Carlo Levi was WriterDoc, ArtDoc and PoliticDoc
Levi’s early time in Paris, as a painter and as a student of medicine, brought him into contact with many notable personalities of the 20th century, including Sergei Prokofiev, Igor Stravinsky, Alberto Moravia, Giorgio de Chirico, and others. Levi lived almost exclusively in Paris from 1932 to 1934 and even attended the funeral in 1933 of his uncle (his mother’s brother), Claudio Treves.
In 1929, along with Carlo and Nello Rosselli he founded an anti-fascist movement called Giustizia e Libertà, becoming a leader of the Italian branch along with Leone Ginzburg, a Russian Jew from Odessa who had emigrated with his parents to Italy.
As a result of his activism and involvement with anti-fascist movements, Levi was arrested and exiled to Aliano (Gagliano in the book), a town in a remote area of Italy called Lucania from 1935 to 1936. There he encountered a poverty almost unknown in prosperous northern Italy.

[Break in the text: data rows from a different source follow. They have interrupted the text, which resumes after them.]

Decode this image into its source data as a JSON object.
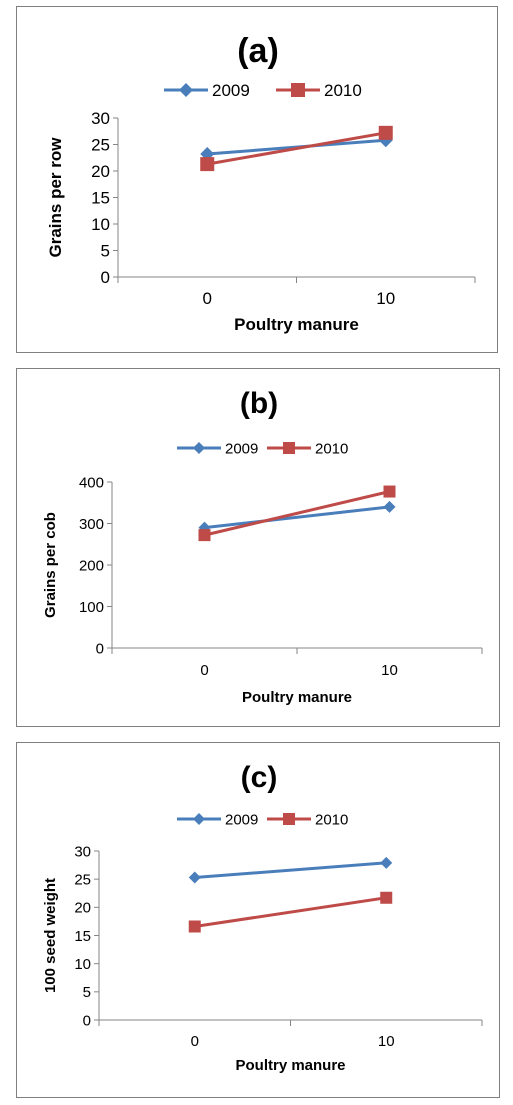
{
  "chart_data": [
    {
      "type": "line",
      "title": "(a)",
      "xlabel": "Poultry manure",
      "ylabel": "Grains per row",
      "categories": [
        "0",
        "10"
      ],
      "ylim": [
        0,
        30
      ],
      "yticks": [
        "0",
        "5",
        "10",
        "15",
        "20",
        "25",
        "30"
      ],
      "series": [
        {
          "name": "2009",
          "values": [
            23.2,
            25.8
          ],
          "color": "#4a7ebb",
          "marker": "diamond"
        },
        {
          "name": "2010",
          "values": [
            21.3,
            27.2
          ],
          "color": "#be4b48",
          "marker": "square"
        }
      ],
      "legend": "top",
      "grid": false
    },
    {
      "type": "line",
      "title": "(b)",
      "xlabel": "Poultry manure",
      "ylabel": "Grains per cob",
      "categories": [
        "0",
        "10"
      ],
      "ylim": [
        0,
        400
      ],
      "yticks": [
        "0",
        "100",
        "200",
        "300",
        "400"
      ],
      "series": [
        {
          "name": "2009",
          "values": [
            290,
            340
          ],
          "color": "#4a7ebb",
          "marker": "diamond"
        },
        {
          "name": "2010",
          "values": [
            272,
            377
          ],
          "color": "#be4b48",
          "marker": "square"
        }
      ],
      "legend": "top",
      "grid": false
    },
    {
      "type": "line",
      "title": "(c)",
      "xlabel": "Poultry manure",
      "ylabel": "100 seed weight",
      "categories": [
        "0",
        "10"
      ],
      "ylim": [
        0,
        30
      ],
      "yticks": [
        "0",
        "5",
        "10",
        "15",
        "20",
        "25",
        "30"
      ],
      "series": [
        {
          "name": "2009",
          "values": [
            25.3,
            27.9
          ],
          "color": "#4a7ebb",
          "marker": "diamond"
        },
        {
          "name": "2010",
          "values": [
            16.6,
            21.7
          ],
          "color": "#be4b48",
          "marker": "square"
        }
      ],
      "legend": "top",
      "grid": false
    }
  ]
}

While there, Levi worked on the side as one of the doctors for the villagers, although he had never practiced medicine after graduating from medical school. During his exile he spent much of his time painting.

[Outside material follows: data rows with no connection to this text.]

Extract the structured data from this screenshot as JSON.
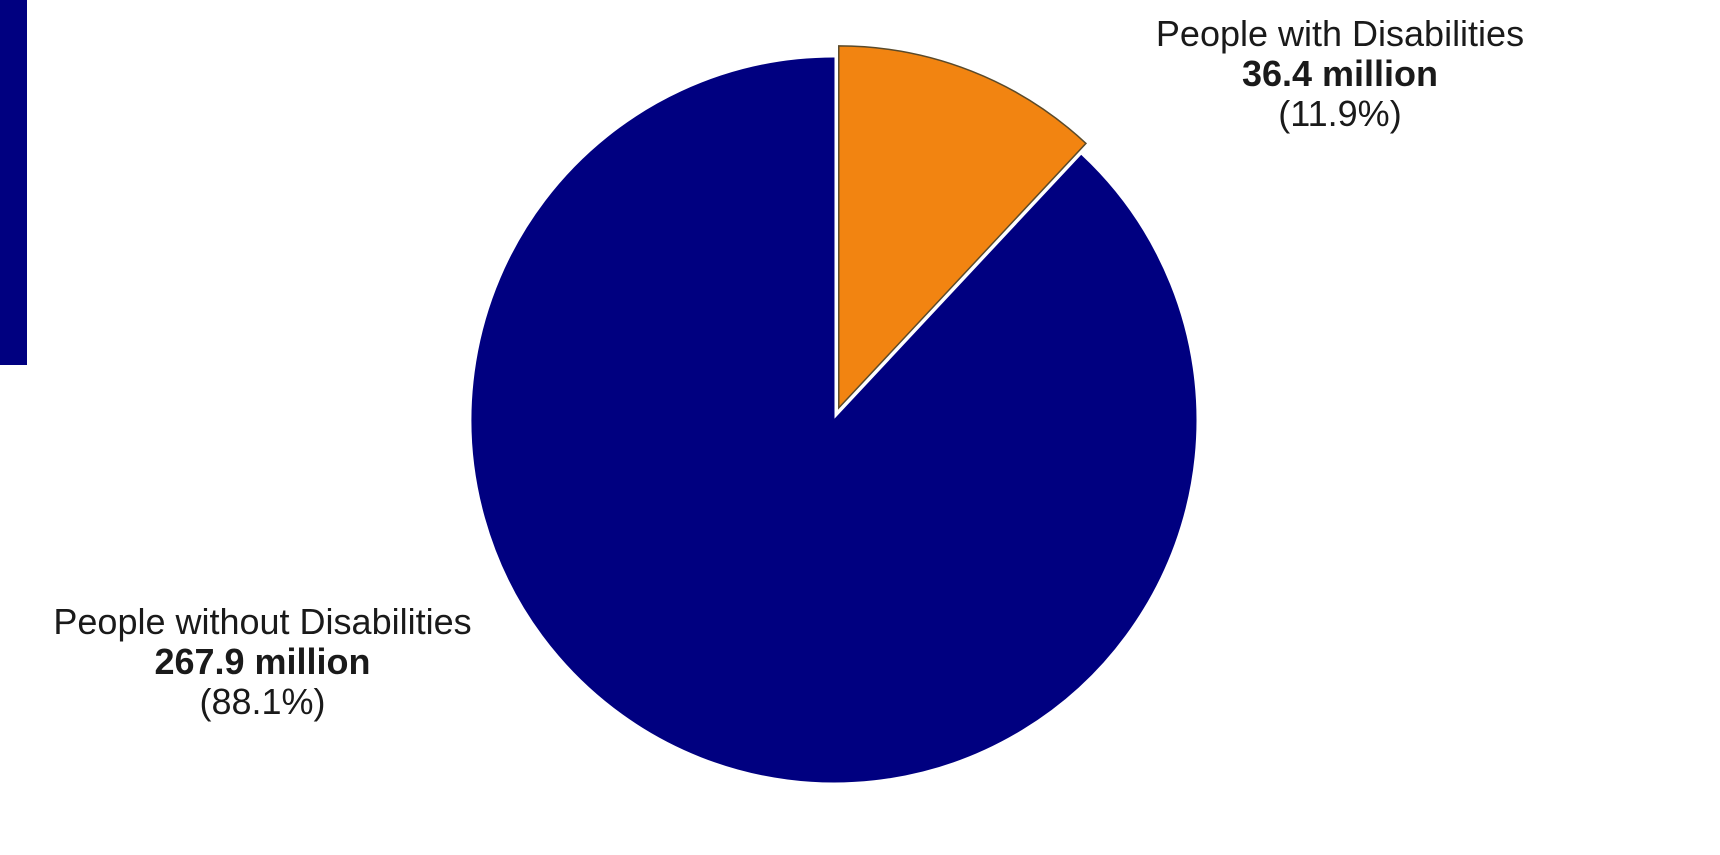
{
  "chart_data": {
    "type": "pie",
    "title": "",
    "start_angle_deg": 0,
    "direction": "clockwise",
    "slices": [
      {
        "name": "People with Disabilities",
        "value": 36.4,
        "value_label": "36.4 million",
        "percent": 11.9,
        "percent_label": "(11.9%)",
        "color": "#F28411",
        "exploded": true
      },
      {
        "name": "People without Disabilities",
        "value": 267.9,
        "value_label": "267.9 million",
        "percent": 88.1,
        "percent_label": "(88.1%)",
        "color": "#000080",
        "exploded": false
      }
    ],
    "legend": "none"
  },
  "colors": {
    "accent_bar": "#000080",
    "slice_border": "#5a4a2a"
  }
}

After his release, he moved to France and lived there from 1939 to 1941. In 1941, he returned to Italy, and was later arrested in Florence and imprisoned in the Murate prison. He was released following Benito Mussolini‘s arrest and sought refuge across the street from the Pitti Palace, where he wrote his Cristo si è fermato a Eboli.
After World War II, he moved to Rome and from 1945 to 1946 he served as the editor of L’Italia Libera, the publication of the Partito d’Azione, an anti-fascist organization that grew out of the republican tradition. He continued to write and paint, exhibiting in Europe and the United States. His written works include L’Orologio (The Watch) (1950), Le parole sono pietre (Words Are Stones) (1955), and Il Futuro ha un Cuore Antico (The Future has an Ancient Heart) (1956). In 1963, he was elected to the Senate as an independent on the Communist Party ticket; he was re-elected to the Senate in 1968 and served there until 1972. He died of pneumonia in Rome on 4 January 1975. He is buried in Aliano. The ‘Persiana’ Gallery in Palermo exhibited his last work, Apollo and Daphne, executed on a goatskin drum the day before he was admitted to hospital.

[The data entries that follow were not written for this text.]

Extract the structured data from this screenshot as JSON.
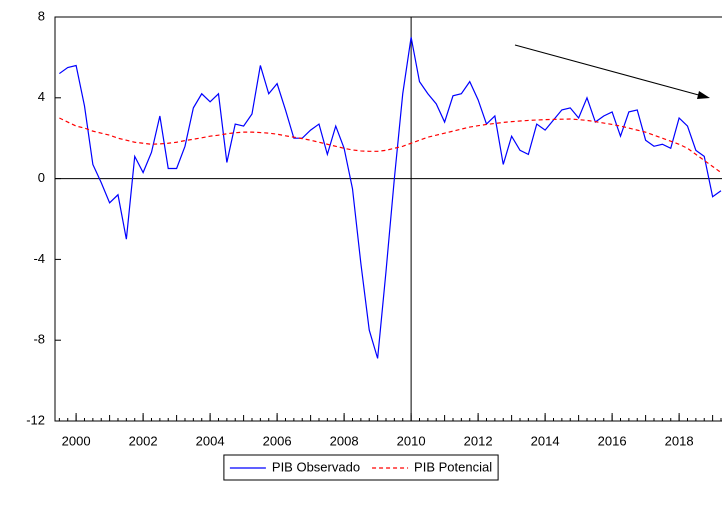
{
  "chart_data": {
    "type": "line",
    "x": [
      1999.5,
      1999.75,
      2000,
      2000.25,
      2000.5,
      2000.75,
      2001,
      2001.25,
      2001.5,
      2001.75,
      2002,
      2002.25,
      2002.5,
      2002.75,
      2003,
      2003.25,
      2003.5,
      2003.75,
      2004,
      2004.25,
      2004.5,
      2004.75,
      2005,
      2005.25,
      2005.5,
      2005.75,
      2006,
      2006.25,
      2006.5,
      2006.75,
      2007,
      2007.25,
      2007.5,
      2007.75,
      2008,
      2008.25,
      2008.5,
      2008.75,
      2009,
      2009.25,
      2009.5,
      2009.75,
      2010,
      2010.25,
      2010.5,
      2010.75,
      2011,
      2011.25,
      2011.5,
      2011.75,
      2012,
      2012.25,
      2012.5,
      2012.75,
      2013,
      2013.25,
      2013.5,
      2013.75,
      2014,
      2014.25,
      2014.5,
      2014.75,
      2015,
      2015.25,
      2015.5,
      2015.75,
      2016,
      2016.25,
      2016.5,
      2016.75,
      2017,
      2017.25,
      2017.5,
      2017.75,
      2018,
      2018.25,
      2018.5,
      2018.75,
      2019,
      2019.25
    ],
    "series": [
      {
        "name": "PIB Observado",
        "color": "#0000ff",
        "dash": false,
        "values": [
          5.2,
          5.5,
          5.6,
          3.6,
          0.7,
          -0.2,
          -1.2,
          -0.8,
          -3.0,
          1.1,
          0.3,
          1.3,
          3.1,
          0.5,
          0.5,
          1.6,
          3.5,
          4.2,
          3.8,
          4.2,
          0.8,
          2.7,
          2.6,
          3.2,
          5.6,
          4.2,
          4.7,
          3.4,
          2.0,
          2.0,
          2.4,
          2.7,
          1.2,
          2.6,
          1.5,
          -0.5,
          -4.2,
          -7.5,
          -8.9,
          -4.6,
          0.0,
          4.2,
          7.0,
          4.8,
          4.2,
          3.7,
          2.8,
          4.1,
          4.2,
          4.8,
          3.9,
          2.7,
          3.1,
          0.7,
          2.1,
          1.4,
          1.2,
          2.7,
          2.4,
          2.9,
          3.4,
          3.5,
          3.0,
          4.0,
          2.8,
          3.1,
          3.3,
          2.1,
          3.3,
          3.4,
          1.9,
          1.6,
          1.7,
          1.5,
          3.0,
          2.6,
          1.4,
          1.1,
          -0.9,
          -0.6
        ]
      },
      {
        "name": "PIB Potencial",
        "color": "#ff0000",
        "dash": true,
        "values": [
          3.0,
          2.8,
          2.6,
          2.5,
          2.35,
          2.25,
          2.15,
          2.0,
          1.9,
          1.8,
          1.75,
          1.7,
          1.72,
          1.75,
          1.8,
          1.88,
          1.95,
          2.02,
          2.1,
          2.15,
          2.22,
          2.27,
          2.3,
          2.3,
          2.28,
          2.25,
          2.2,
          2.12,
          2.05,
          1.98,
          1.9,
          1.8,
          1.7,
          1.6,
          1.5,
          1.42,
          1.37,
          1.35,
          1.35,
          1.4,
          1.5,
          1.6,
          1.75,
          1.9,
          2.05,
          2.15,
          2.25,
          2.35,
          2.45,
          2.55,
          2.62,
          2.68,
          2.73,
          2.78,
          2.82,
          2.85,
          2.88,
          2.9,
          2.92,
          2.93,
          2.94,
          2.95,
          2.92,
          2.88,
          2.82,
          2.75,
          2.68,
          2.6,
          2.5,
          2.4,
          2.3,
          2.15,
          2.0,
          1.85,
          1.7,
          1.5,
          1.2,
          0.9,
          0.6,
          0.3
        ]
      }
    ],
    "xlim": [
      1999.37,
      2019.28
    ],
    "xticks": [
      2000,
      2002,
      2004,
      2006,
      2008,
      2010,
      2012,
      2014,
      2016,
      2018
    ],
    "ylim": [
      -12,
      8
    ],
    "yticks": [
      -12,
      -8,
      -4,
      0,
      4,
      8
    ],
    "hline": 0,
    "vline": 2010,
    "grid": false,
    "legend": "bottom"
  }
}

He is best known for his book Cristo si è fermato a Eboli (Christ Stopped at Eboli), published in 1945, a memoir of his time spent in exile in Lucania, Italy, after being arrested in connection with his political activism. In 1979, the book became the basis of a movie of the same name, directed by Francesco Rosi. Lucania, now called Basilicata, was historically one of the poorest and most backward regions of the impoverished Italian south. Levi’s lucid, non-ideological and sympathetic description of the daily hardships experienced by the local peasants helped to propel the “Problem of the South” into national discourse after the end of World War II.